UC San Diego
Essays on estimation and inference in high-dimensional models with applications to finance and economics
- Author(s): Zhu, Yinchu
- Advisor(s): Timmermann, Allan
- et al.
Economic modeling in a data-rich environment is often challenging. To allow for enough flexibility and to model heterogeneity, models might have parameters with dimensionality growing with (or even much larger than) the sample size of the data. Learning these high-dimensional parameters requires new methodologies and theories. We consider three important high-dimensional models and propose novel methods for estimation and inference. Empirical applications in economics and finance are also studied.
In Chapter 1, we consider high-dimensional panel data models (large cross sections and long time horizons) with interactive fixed effects and allow the covariate/slope coefficients to vary over time without any restrictions. The parameter of interest is the vector that contains all the covariate effects across time. This vector has dimensionality tending to infinity, potentially much faster than the cross-sectional sample size. We develop methods for the estimation and inference of this high-dimensional vector, i.e., the entire trajectory of time variation in covariate effects. We show that both the consistency of our estimator and the asymptotic accuracy of the proposed inference procedure hold uniformly in time. Our methodology can be applied to several important issues in econometrics, such as constructing confidence bands for the entire path of covariate coefficients across time, testing the time-invariance of slope coefficients and estimation and inference of patterns of time variations, including structural breaks and regime switching. An important feature of our method is that it provides inference procedures for the time variation in pre-specified components of slope coefficients while allowing for arbitrary time variation in other components. Computationally, our procedures do not require any numerical optimization and are very simple to implement. Monte Carlo simulations demonstrate favorable properties of our methods in finite samples. We illustrate our methods through empirical applications in finance and economics.

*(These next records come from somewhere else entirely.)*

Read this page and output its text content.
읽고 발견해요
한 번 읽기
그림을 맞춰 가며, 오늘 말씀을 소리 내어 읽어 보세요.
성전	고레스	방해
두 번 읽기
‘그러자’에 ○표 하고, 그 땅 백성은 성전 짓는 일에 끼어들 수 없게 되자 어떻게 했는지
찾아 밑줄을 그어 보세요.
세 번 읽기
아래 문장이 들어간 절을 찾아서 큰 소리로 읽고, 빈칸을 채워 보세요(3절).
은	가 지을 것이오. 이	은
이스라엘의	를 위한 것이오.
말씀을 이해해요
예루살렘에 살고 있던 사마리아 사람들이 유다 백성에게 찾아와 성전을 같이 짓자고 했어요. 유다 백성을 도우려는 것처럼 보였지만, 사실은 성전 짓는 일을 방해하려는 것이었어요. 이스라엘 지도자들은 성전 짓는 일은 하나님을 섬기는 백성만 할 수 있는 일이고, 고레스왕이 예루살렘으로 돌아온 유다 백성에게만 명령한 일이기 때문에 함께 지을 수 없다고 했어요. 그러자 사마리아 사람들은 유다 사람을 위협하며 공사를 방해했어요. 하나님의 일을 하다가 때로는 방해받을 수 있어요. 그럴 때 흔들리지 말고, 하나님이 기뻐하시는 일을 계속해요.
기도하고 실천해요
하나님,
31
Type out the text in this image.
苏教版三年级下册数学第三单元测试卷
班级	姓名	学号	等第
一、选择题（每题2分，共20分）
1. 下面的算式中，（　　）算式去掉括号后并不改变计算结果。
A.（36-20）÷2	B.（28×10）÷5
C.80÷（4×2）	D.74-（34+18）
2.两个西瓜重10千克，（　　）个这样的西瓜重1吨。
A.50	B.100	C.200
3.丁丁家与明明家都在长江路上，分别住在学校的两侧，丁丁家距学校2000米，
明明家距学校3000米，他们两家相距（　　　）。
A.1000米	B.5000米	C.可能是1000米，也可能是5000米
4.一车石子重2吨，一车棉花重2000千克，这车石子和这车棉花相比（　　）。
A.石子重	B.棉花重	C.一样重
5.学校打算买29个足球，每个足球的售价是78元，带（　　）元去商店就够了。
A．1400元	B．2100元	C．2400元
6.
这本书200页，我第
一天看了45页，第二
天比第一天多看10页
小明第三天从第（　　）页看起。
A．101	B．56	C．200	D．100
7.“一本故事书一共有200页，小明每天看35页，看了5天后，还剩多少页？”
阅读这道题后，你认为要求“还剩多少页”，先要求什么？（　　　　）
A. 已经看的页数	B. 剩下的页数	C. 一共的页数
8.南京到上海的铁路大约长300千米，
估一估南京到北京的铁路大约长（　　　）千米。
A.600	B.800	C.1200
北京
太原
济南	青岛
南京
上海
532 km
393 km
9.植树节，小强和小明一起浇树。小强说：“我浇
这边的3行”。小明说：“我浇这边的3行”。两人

In Chapter 2, we consider large factor models with unobserved factors. We formalize the notion of common factors between different groups of variables and propose to use it as a general approach to study the structure of factors, i.e., which factors drive which variables. The spanning hypothesis, which states that factors driving one group are spanned by those driving another group, can be studied as a special case under our framework. We develop a statistical procedure for testing the number of common factors. Our inference procedure is built upon recent results on high-dimensional bootstrap and is shown to be valid under the asymptotic framework of large $n$ and large $T$. In Monte Carlo simulations, our procedure performs well in finite samples. As an empirical application, we construct confidence sets for the number of common factors between the macroeconomy and the financial markets.
Chapter 3 is joint work with Jelena Bradic. We propose a methodology for testing linear hypothesis in high-dimensional linear models. The proposed test does not impose any restriction on the size of the model, i.e. model sparsity or the loading vector representing the hypothesis. Providing asymptotically valid methods for testing general linear functions of the regression parameters in high-dimensions is extremely challenging -- especially without making restrictive or unverifiable assumptions on the number of non-zero elements. We propose to test the moment conditions related to the newly designed restructured regression, where the inputs are transformed and augmented features. These new features incorporate the structure of the null hypothesis directly. The test statistics are constructed in such a way that lack of sparsity in the original model parameter does not present a problem for the theoretical justification of our procedures. We establish asymptotically exact control on Type I error without imposing any sparsity assumptions on model parameter or the vector representing the linear hypothesis. Our method is also shown to achieve certain optimality in detecting deviations from the null hypothesis. We demonstrate the favorable finite-sample performance of the proposed methods, via a number of numerical and a real data example.